Джейми вспомнил, как однажды вытаскивал изо рта хрящ. Давно, еще голос не ломался. Он помнил до сих пор свою растерянность: эту гадость словно привязали тогда к нижней губе бесконечно растягивающейся слюнявой ниткой, которая никогда не порвется. Теперь он чувствовал себя этим хрящом. Отвратную мокрую струну натягивали, вытягивали из его мозга невидимым ртом. Чьим ртом?

Послышались тяжелые звуки шагов спускающейся по лестнице миссис Хармон и бодрый звон каблучков Харвест. Затем радостные возгласы девушки:

– Наконец-то! Мы тут оголодали совсем! Где жратва? Джейми прошел вслед за Роном в прихожую и увидел, как Харвест освободила мистера Брайера от распертых изнутри бумажных пакетов. Миссис Хармон задержалась на лестнице, заглядывая вниз. Лицо у нее было сморщенное, как обычно, однако пристальный наблюдатель обнаружил бы в расположении локтей и плеч признаки некоторого расслабления, облегчения. – Шампанское, – восхитилась Харвест. – Шампанское с гамбургерами! Какой удивительный декаданс! Тоненькая девушка приняла из рук отца позвякивающую сумку, и тут миссис Хармон точно выросла на несколько дюймов:

– Напитки?! В Доме никогда не…

Ревекка Халифакс в это время пятилась через входную дверь в прихожую, обнимая две охапки цветок хризантем и ярко-желтых роз.

– Цветы, – выдавила домоправительница через решетку своих зубов – Существуют правила, вы же знаете! Строгие!

– Существовали правила, миссис Хармон, – прервал ее мистер Брайер. – Существовали. Все течет, все меняется, как известно.
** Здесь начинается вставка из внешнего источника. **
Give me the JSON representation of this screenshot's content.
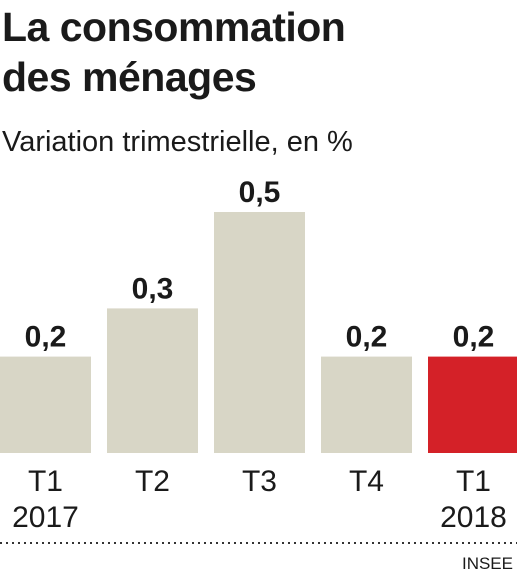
{
  "chart_data": {
    "type": "bar",
    "title": "La consommation\ndes ménages",
    "subtitle": "Variation trimestrielle, en %",
    "categories": [
      "T1\n2017",
      "T2",
      "T3",
      "T4",
      "T1\n2018"
    ],
    "values": [
      0.2,
      0.3,
      0.5,
      0.2,
      0.2
    ],
    "value_labels": [
      "0,2",
      "0,3",
      "0,5",
      "0,2",
      "0,2"
    ],
    "highlight_index": 4,
    "ylim": [
      0,
      0.5
    ],
    "grid": false,
    "xlabel": "",
    "ylabel": "",
    "source": "INSEE"
  },
  "colors": {
    "bar": "#d8d6c6",
    "highlight": "#d42128",
    "text": "#1a1a1a",
    "dotted_line": "#333333"
  }
}
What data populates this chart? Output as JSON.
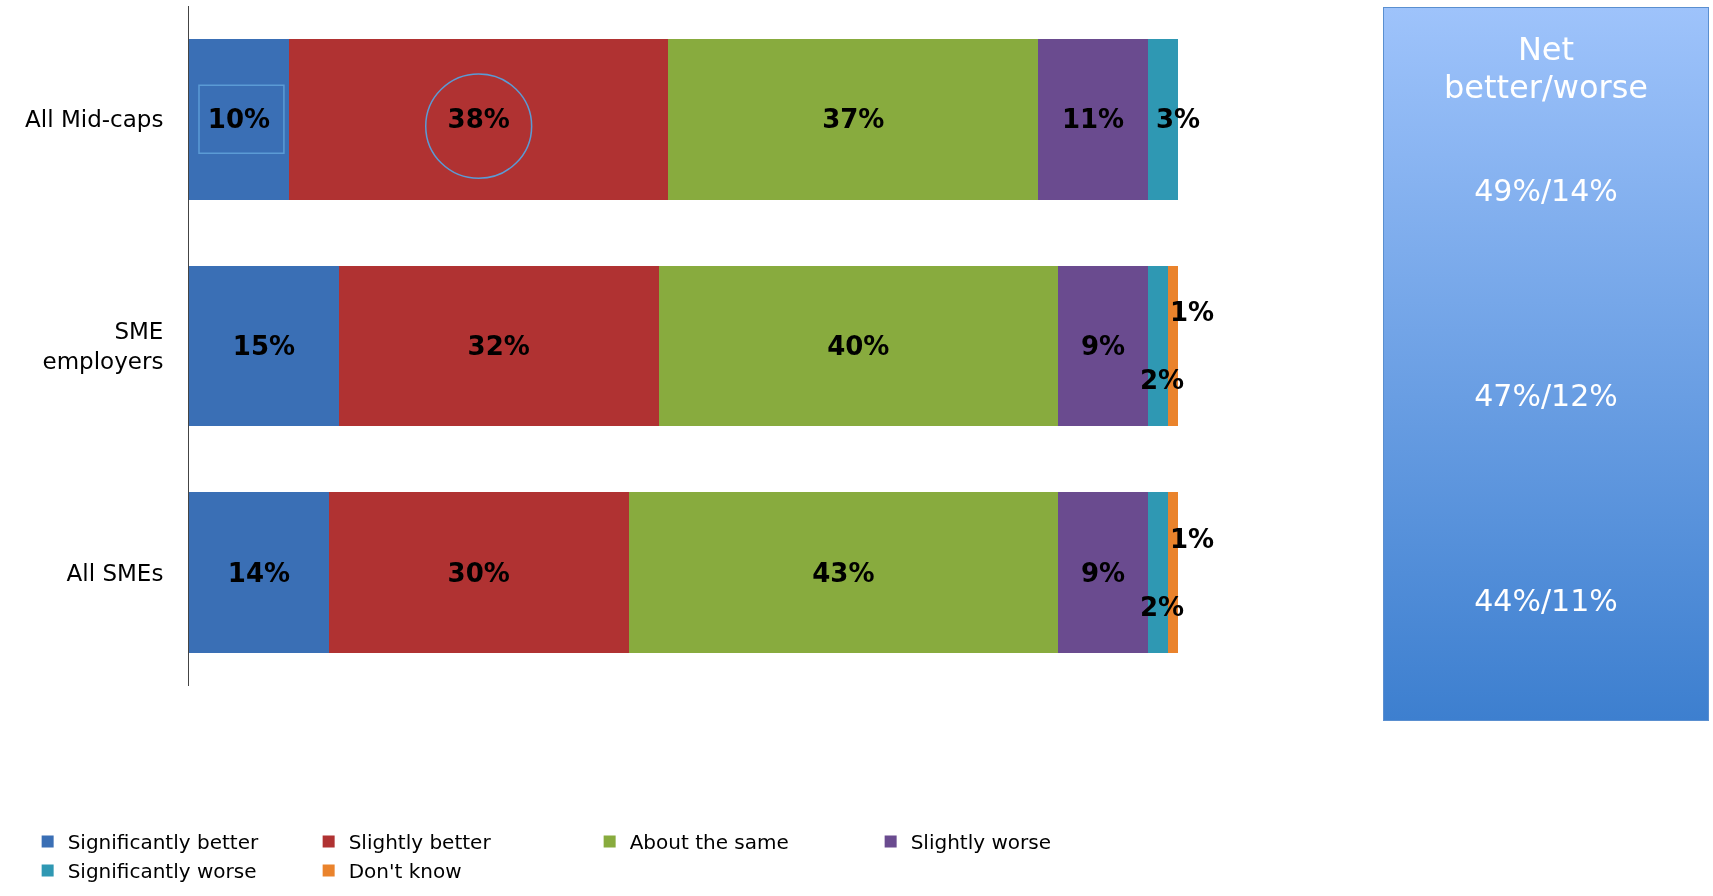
{
  "chart_data": {
    "type": "bar",
    "orientation": "horizontal",
    "stacked": true,
    "categories": [
      "All Mid-caps",
      "SME employers",
      "All SMEs"
    ],
    "series": [
      {
        "name": "Significantly better",
        "color": "#3a6fb5",
        "values": [
          10,
          15,
          14
        ],
        "value_labels": [
          "10%",
          "15%",
          "14%"
        ]
      },
      {
        "name": "Slightly better",
        "color": "#b03232",
        "values": [
          38,
          32,
          30
        ],
        "value_labels": [
          "38%",
          "32%",
          "30%"
        ]
      },
      {
        "name": "About the same",
        "color": "#88ab3e",
        "values": [
          37,
          40,
          43
        ],
        "value_labels": [
          "37%",
          "40%",
          "43%"
        ]
      },
      {
        "name": "Slightly worse",
        "color": "#6a4b8f",
        "values": [
          11,
          9,
          9
        ],
        "value_labels": [
          "11%",
          "9%",
          "9%"
        ]
      },
      {
        "name": "Significantly worse",
        "color": "#2f98b3",
        "values": [
          3,
          2,
          2
        ],
        "value_labels": [
          "3%",
          "2%",
          "2%"
        ]
      },
      {
        "name": "Don't know",
        "color": "#ea832c",
        "values": [
          null,
          1,
          1
        ],
        "value_labels": [
          null,
          "1%",
          "1%"
        ]
      }
    ],
    "tick_labels": "y",
    "grid": false,
    "legend": "bottom",
    "annotations": [
      "Net better/worse",
      "49%/14%",
      "47%/12%",
      "44%/11%"
    ]
  }
}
Неужели вы не любите цветы, миссис Хармон?

– Когда они на своем месте, мистер Брайер.

– И где это место, миссис Хармон?

Не здесь. И потом, – она долго подыскивала слова, – они высасывают воздух. А обрезать цветы внутри дома, – это впускать смерть, это уж точно. У мистера Брайера отвисла челюсть.

– Нам нравятся цветы, миссис Хармон, – сказал он МЯГКО. Джейми подумалось, что вряд ли стоит вызывать на еще большую мягкость и сделал себе заметку. У экономки, видно, возникли сходные соображения. Она шмыгнула мимо новых хозяев, сорвала свою соломенную шляпу с вешалки и ушла. Дверь закрылась за ней, клацнув нарочито неторопливо, и этот звук был громче пощечины. – Не оставить ли цветы, Векки, на столе в холле? – предложил Брайер. – Перекусим сейчас, потом поищем для них вазу.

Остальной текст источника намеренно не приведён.